Re: [PATCH 1/2 v2] fdmap(2)

From: Alexey Dobriyan
Date: Thu Sep 28 2017 - 06:10:37 EST


On 9/27/17, Andy Lutomirski <luto@xxxxxxxxxxxxxx> wrote:
> On Tue, Sep 26, 2017 at 12:00 PM, Alexey Dobriyan <adobriyan@xxxxxxxxx>
> wrote:
>> On Mon, Sep 25, 2017 at 09:42:58AM +0200, Michael Kerrisk (man-pages)
>> wrote:
>>> [Not sure why original author is not in CC; added]
>>>
>>> Hello Alexey,
>>>
>>> On 09/24/2017 10:06 PM, Alexey Dobriyan wrote:
>>> > From: Aliaksandr Patseyenak <Aliaksandr_Patseyenak1@xxxxxxxx>
>>> >
>>> > Implement system call for bulk retrieveing of opened descriptors
>>> > in binary form.
>>> >
>>> > Some daemons could use it to reliably close file descriptors
>>> > before starting. Currently they close everything upto some number
>>> > which formally is not reliable.

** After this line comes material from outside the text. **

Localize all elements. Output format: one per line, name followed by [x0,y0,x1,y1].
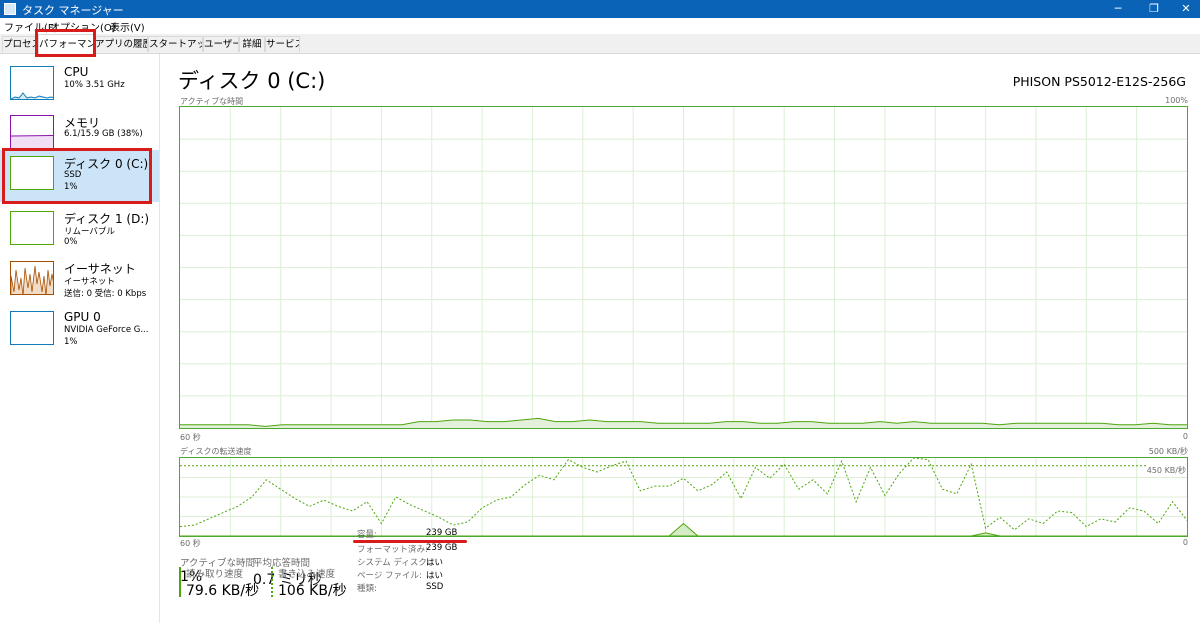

Other natural users are lsof(1) and
>>> > CRIU
>>> > (although lsof does so much in /proc that the effect is thoroughly
>>> > buried).
>>> >
>>> > /proc, the only way to learn anything about file descriptors may not
>>> > be
>>> > available. There is unavoidable overhead associated with instantiating
>>> > 3 dentries and 3 inodes and converting integers to strings and back.
>>> >
>>> > Benchmark:
>>> >
>>> > N=1<<22 times
>>> > 4 opened descriptors (0, 1, 2, 3)
>>> > opendir+readdir+closedir /proc/self/fd vs fdmap
>>> >
>>> > /proc 8.31 Ä 0.37%
>>> > fdmap 0.32 Ä 0.72%
>>>
>>> From the text above, I'm still trying to understand: whose problem
>>> does this solve? I mean, we've lived with the daemon-close-all-files
>>> technique forever (and I'm not sure that performance is really an
>>> important issue for the daemon case) .
>>
>>> And you say that the effect for lsof(1) will be buried.
>>
>> If only fdmap(2) is added, then effect will be negligible for lsof
>> because it has to go through /proc anyway.
>>
>> The idea is to start process. In ideal world, only bynary system calls
>> would exist and shells could emulate /proc/* same way bash implement
>> /dev/tcp
>
> Then start the process by doing it for real and making it obviously
> useful. We should not add a pair of vaguely useful, rather weak
> syscalls just to start a process of modernizing /proc.
>
>>
>>> So, who does this new system call
>>> really help? (Note: I'm not saying don't add the syscall, but from
>>> explanation given here, it's not clear why we should.)
>>
>> For fdmap(2) natural users are lsof(), CRIU.
>
> lsof does:
>
> int
> main(argc, argv)
> int argc;
> char *argv[];
> {
> ...
> if ((MaxFd = (int) GET_MAX_FD()) < 53)
> MaxFd = 53;
> for (i = 3; i < MaxFd; i++)
> (void) close(i);
>
> The solution isn't to wrangle fdmap(2) into this code. The solution
> is to remove the code entirely.

What do you think about this code from OpenSSH?

/*
* Discard other fds that are hanging around. These can cause problem
* with backgrounded ssh processes started by ControlPersist.
*/
closefrom(STDERR_FILENO + 1);